L’Iran et la Turquie constituent « deux nations unies par les fils invisibles de l’histoire »[5]. L’étude des relations irano‐turques réalisée par Nouchine Yavari‐D’Hellencourt à partir d’une analyse des manuels scolaires iraniens illustre l’intime proximité de ces « deux peuples dont la symbiose, depuis un millénaire a été peut‐être plus profonde qu’aucune autre »[6] et vu la Perse et la Porte agir en frères comme en ennemis. Les manuels scolaires, vecteur de transmission importante de l’identité iranienne, comportent «une multitude d’images du Turc et une diversité des connotations en fonction de la place et du rôle qu’on lui attribue dans l’histoire de l’Iran, dans l’échiquier géopolitique de la région ou dans la dynamique de rapports interethniques en Iran aujourd’hui »[7]. Le passé commun des deux pays concourt à expliquer cette succession d’éléments de distorsions et de rapprochements.

 

La chute des Empires perse comme ottoman a été marquée par le rôle des puissances occidentales dans la région. Les réactions au démembrement des Empires ont été chaque fois vives et la volonté d’indépendance qui en a découlé joue, encore aujourd’hui, un rôle dans le comportement politique des États turc et iranien. La présence simultanée de Mustafa Kemal Atatürk et Reza Shah au pouvoir[8] illustre la proximité des processus de modernisation turc et iranien[9]. Les deux chefs d’État ont tenté d’instaurer une « nouvelle ère » au sein de leurs sociétés comme dans leurs relations bilatérales, et la similarité de leurs projets politiques, voire de leurs caractères, est souvent rappelée. Les deux pays ont également hérité de tensions, notamment cultuelles. L’adoption du chiisme comme religion officielle par l’Iran au début du XVIe siècle, face à son puissant voisin ottoman sunnite, s’explique par la volonté perse de se démarquer pour « résister à l’expansion ottomane »[10],[11], problématique, nous le verrons, toujours présente aujourd’hui.

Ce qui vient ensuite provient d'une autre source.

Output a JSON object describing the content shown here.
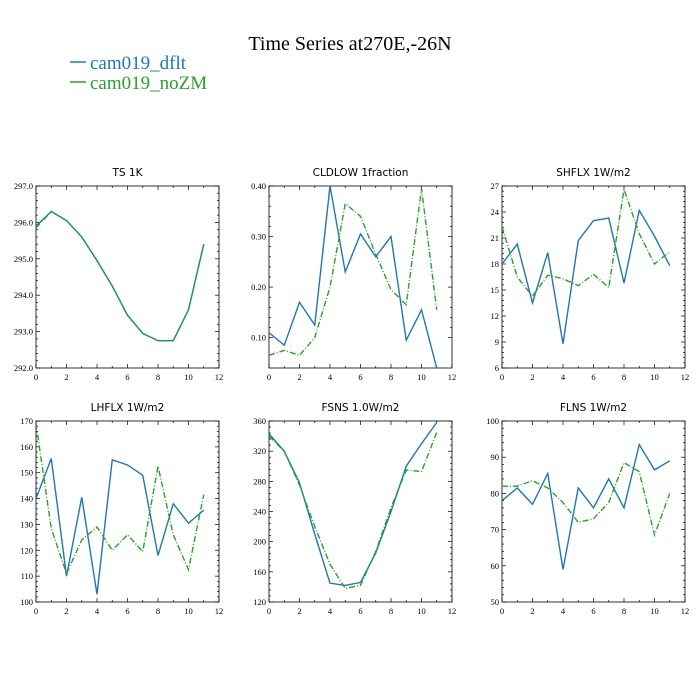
{
  "title": "Time Series at270E,-26N",
  "legend": [
    {
      "label": "cam019_dflt",
      "color": "#1f77b4"
    },
    {
      "label": "cam019_noZM",
      "color": "#2ca02c"
    }
  ],
  "chart_data": [
    {
      "type": "line",
      "title": "TS   1K",
      "xlim": [
        0,
        12
      ],
      "ylim": [
        292.0,
        297.0
      ],
      "xticks": [
        0,
        2,
        4,
        6,
        8,
        10,
        12
      ],
      "yticks": [
        292.0,
        293.0,
        294.0,
        295.0,
        296.0,
        297.0
      ],
      "ytick_labels": [
        "292.0",
        "293.0",
        "294.0",
        "295.0",
        "296.0",
        "297.0"
      ],
      "x": [
        0,
        1,
        2,
        3,
        4,
        5,
        6,
        7,
        8,
        9,
        10,
        11
      ],
      "series": [
        {
          "name": "cam019_dflt",
          "values": [
            295.9,
            296.3,
            296.05,
            295.6,
            294.95,
            294.25,
            293.45,
            292.95,
            292.75,
            292.75,
            293.6,
            295.4
          ]
        },
        {
          "name": "cam019_noZM",
          "values": [
            295.85,
            296.3,
            296.05,
            295.6,
            294.95,
            294.25,
            293.45,
            292.95,
            292.75,
            292.75,
            293.6,
            295.4
          ]
        }
      ]
    },
    {
      "type": "line",
      "title": "CLDLOW   1fraction",
      "xlim": [
        0,
        12
      ],
      "ylim": [
        0.04,
        0.4
      ],
      "xticks": [
        0,
        2,
        4,
        6,
        8,
        10,
        12
      ],
      "yticks": [
        0.1,
        0.2,
        0.3,
        0.4
      ],
      "ytick_labels": [
        "0.10",
        "0.20",
        "0.30",
        "0.40"
      ],
      "x": [
        0,
        1,
        2,
        3,
        4,
        5,
        6,
        7,
        8,
        9,
        10,
        11
      ],
      "series": [
        {
          "name": "cam019_dflt",
          "values": [
            0.11,
            0.085,
            0.17,
            0.125,
            0.4,
            0.23,
            0.305,
            0.26,
            0.3,
            0.095,
            0.155,
            0.04
          ]
        },
        {
          "name": "cam019_noZM",
          "values": [
            0.065,
            0.075,
            0.065,
            0.1,
            0.2,
            0.365,
            0.34,
            0.265,
            0.195,
            0.165,
            0.395,
            0.155
          ]
        }
      ]
    },
    {
      "type": "line",
      "title": "SHFLX   1W/m2",
      "xlim": [
        0,
        12
      ],
      "ylim": [
        6,
        27
      ],
      "xticks": [
        0,
        2,
        4,
        6,
        8,
        10,
        12
      ],
      "yticks": [
        6,
        9,
        12,
        15,
        18,
        21,
        24,
        27
      ],
      "ytick_labels": [
        "6",
        "9",
        "12",
        "15",
        "18",
        "21",
        "24",
        "27"
      ],
      "x": [
        0,
        1,
        2,
        3,
        4,
        5,
        6,
        7,
        8,
        9,
        10,
        11
      ],
      "series": [
        {
          "name": "cam019_dflt",
          "values": [
            18.0,
            20.3,
            13.5,
            19.3,
            8.8,
            20.7,
            23.0,
            23.3,
            15.8,
            24.2,
            21.2,
            17.8
          ]
        },
        {
          "name": "cam019_noZM",
          "values": [
            22.3,
            16.5,
            14.3,
            16.7,
            16.3,
            15.5,
            16.8,
            15.3,
            26.6,
            21.5,
            18.0,
            19.4
          ]
        }
      ]
    },
    {
      "type": "line",
      "title": "LHFLX   1W/m2",
      "xlim": [
        0,
        12
      ],
      "ylim": [
        100,
        170
      ],
      "xticks": [
        0,
        2,
        4,
        6,
        8,
        10,
        12
      ],
      "yticks": [
        100,
        110,
        120,
        130,
        140,
        150,
        160,
        170
      ],
      "ytick_labels": [
        "100",
        "110",
        "120",
        "130",
        "140",
        "150",
        "160",
        "170"
      ],
      "x": [
        0,
        1,
        2,
        3,
        4,
        5,
        6,
        7,
        8,
        9,
        10,
        11
      ],
      "series": [
        {
          "name": "cam019_dflt",
          "values": [
            140,
            155.5,
            110,
            140.5,
            103,
            155,
            153,
            149,
            118,
            138,
            130.5,
            135.5
          ]
        },
        {
          "name": "cam019_noZM",
          "values": [
            169,
            128.5,
            111,
            124,
            129,
            120,
            126,
            119.5,
            152.5,
            126,
            112.5,
            141.5
          ]
        }
      ]
    },
    {
      "type": "line",
      "title": "FSNS   1.0W/m2",
      "xlim": [
        0,
        12
      ],
      "ylim": [
        120,
        360
      ],
      "xticks": [
        0,
        2,
        4,
        6,
        8,
        10,
        12
      ],
      "yticks": [
        120,
        160,
        200,
        240,
        280,
        320,
        360
      ],
      "ytick_labels": [
        "120",
        "160",
        "200",
        "240",
        "280",
        "320",
        "360"
      ],
      "x": [
        0,
        1,
        2,
        3,
        4,
        5,
        6,
        7,
        8,
        9,
        10,
        11
      ],
      "series": [
        {
          "name": "cam019_dflt",
          "values": [
            343,
            320,
            278,
            210,
            145,
            142,
            146,
            185,
            240,
            300,
            330,
            358
          ]
        },
        {
          "name": "cam019_noZM",
          "values": [
            340,
            320,
            275,
            220,
            170,
            138,
            142,
            187,
            245,
            295,
            293,
            345
          ]
        }
      ]
    },
    {
      "type": "line",
      "title": "FLNS   1W/m2",
      "xlim": [
        0,
        12
      ],
      "ylim": [
        50,
        100
      ],
      "xticks": [
        0,
        2,
        4,
        6,
        8,
        10,
        12
      ],
      "yticks": [
        50,
        60,
        70,
        80,
        90,
        100
      ],
      "ytick_labels": [
        "50",
        "60",
        "70",
        "80",
        "90",
        "100"
      ],
      "x": [
        0,
        1,
        2,
        3,
        4,
        5,
        6,
        7,
        8,
        9,
        10,
        11
      ],
      "series": [
        {
          "name": "cam019_dflt",
          "values": [
            78,
            81.5,
            77,
            85.5,
            59,
            81.5,
            76,
            84,
            76,
            93.5,
            86.5,
            89
          ]
        },
        {
          "name": "cam019_noZM",
          "values": [
            82,
            82,
            83.5,
            81.5,
            77.5,
            72,
            73,
            77.5,
            88.5,
            86,
            68.5,
            80
          ]
        }
      ]
    }
  ]
}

Les relations irano‐turques ont été conditionnées par leur histoire politique (qu’il s’agisse des bouleversements internes ou de leurs relations bilatérales) et, plus largement, par l’évolution du contexte régional où les deux pays développent une stratégie d’influence.

 

Une course à l’influence dans une région en mutation…

 

Pour Patrice Gourdin, une question « hante le Proche‐Orient depuis la liquidation de l’Empire ottoman : qui détiendra la position dominante laissée vacante dans la région » ? A ses yeux, l’instabilité qui la caractérise depuis les années 1920 tient en partie aux «velléités hégémoniques »[12] de l’Iran et de la Turquie. Ces États frontaliers voient leur poids respectif varier selon l’influence qu’ils exercent sur leurs voisins. Le renversement des dynamiques confessionnelles en Irak a ainsi marqué l’arrivée d’une majorité chiite au pouvoir depuis la crise irakienne de 2003. Les bouleversements consécutifs à la chute de Saddam Hussein ont privé les sunnites du pouvoir qu’ils exerçaient jusqu’alors. L’Irak est ainsi devenu une tête de pont de l’influence iranienne dans le monde arabe[13], amenant la Turquie à regarder avec plus d’attention encore les avancées politiques et économiques de l’Iran en Irak, la prééminence chiite pouvant orienter Bagdad dans un sens contraire à ses intérêts. Face au parti Dawa du chiite Nouri Al‐Maliki, appuyé par l’Iran, la Turquie soutient depuis 2005 le parti du sunnite Iyad Alawi, ce qu’elle justifie en déclarant que ce parti, Al‐Iraqiya, défend un Irak sécularisé détaché de toute appartenance confessionnelle. Un processus comparable s’observe au Bahreïn : alors que Téhéran accuse le régime bahreïni de mener une répression contre la population chiite, Ankara s’est prononcé en faveur de la famille sunnite Al Khalifa actuellement au pouvoir. Dans ces deux cas la Turquie soutient des forces sunnites face à un Iran attaché à la spécificité chiite, ce qui ne signifie toutefois pas qu’Ankara développe une politique extérieure favorisant systématiquement les sunnites.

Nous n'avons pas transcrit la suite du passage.